India’s inflation rate unexpectedly rose to the highest in 3 1/2 years, adding pressure on the central bank to raise borrowing costs further to tame prices.
Wholesale prices rose 7.83 percent in the week ended May 3 from a year earlier, after gaining 7.61 percent in the previous week, the government said today. Economists surveyed had expected a 7.55 percent increase.
Increasing borrowing costs will check the flow of money to speculators in the commodities market and rein in food prices, former central bank Governor Bimal Jalan said in parliament last month. The government, to augment monetary policy action, has persuaded steel and cement makers in the past week to cut prices and help slow inflation.
``More monetary tightening cannot be ruled out,’’ said Rajeev Malik, senior economist at JPMorgan Chase & Co. in Singapore. ``More measures are likely as inflation is expected to remain above the central bank’s target of 5.5 percent.’’

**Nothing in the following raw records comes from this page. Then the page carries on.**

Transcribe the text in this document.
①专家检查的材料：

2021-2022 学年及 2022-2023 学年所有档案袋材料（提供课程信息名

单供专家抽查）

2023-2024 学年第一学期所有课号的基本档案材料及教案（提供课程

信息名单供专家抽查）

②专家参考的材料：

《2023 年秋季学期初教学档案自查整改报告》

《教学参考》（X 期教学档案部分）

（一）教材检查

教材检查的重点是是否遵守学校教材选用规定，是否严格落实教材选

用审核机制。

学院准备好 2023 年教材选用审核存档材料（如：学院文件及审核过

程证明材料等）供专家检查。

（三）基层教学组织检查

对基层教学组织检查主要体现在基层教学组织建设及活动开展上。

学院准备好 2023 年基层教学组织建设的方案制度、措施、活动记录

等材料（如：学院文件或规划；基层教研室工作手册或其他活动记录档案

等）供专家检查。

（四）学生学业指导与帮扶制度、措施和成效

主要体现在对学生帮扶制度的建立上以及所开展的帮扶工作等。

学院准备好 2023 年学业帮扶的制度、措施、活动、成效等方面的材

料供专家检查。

The central bank twice asked lenders to set aside more funds last month, raising the so-called cash reserve ratio to 8.25 percent, the highest since March 2001, from 7.5 percent. The Reserve Bank of India may raise the ratio for a third time this year to control inflation, according to six of nine economists surveyed by Bloomberg News on April 30.
India’s cement makers joined steel producers on May 14 in pledging to cut prices after Finance Minister Palaniappan Chidambaram said the government will take ``administrative action’’ against them for behaving like cartels.
Further Reduction
Chidambaram yesterday said there is significant scope for further reduction in cement prices. Steel Authority of India Ltd. and other Indian steelmakers on May 7 agreed to lower prices for a second time since April.
The Associated Chambers of Commerce and Industry, an Indian trade organization, says it expects the combination of steps taken by the government, central bank and companies to slow inflation to 6 percent in the next four to six weeks.
Prime Minister Manmohan Singh’s government has been stepping up measures to cool prices in Asia’s third-largest economy to improve his re-election chances in a vote that must be held before May 2009.
The government wants to bring inflation down to 4 percent, to protect consumers in a nation where the World Bank estimates half the 1.1 billion population live on less than $2 a day.
Edible Oils
Over the past two months, the government scrapped import duties on edible oils, steel products and banned the export of cement, pulses, rice, wheat and edible oil to contain prices.
Last week, under pressure from its communist allies, the government also banned futures trading in soybean oil, rubber, chick peas and potatoes to reduce speculation. It halted wheat and rice contracts last year and lentils in 2006.
Today’s inflation rate may be revised in two months when India’s government reviews the figures after receiving additional price data. The Commerce Ministry today increased the inflation rate for the week ended March 8 to 7.78 percent from 5.92 percent.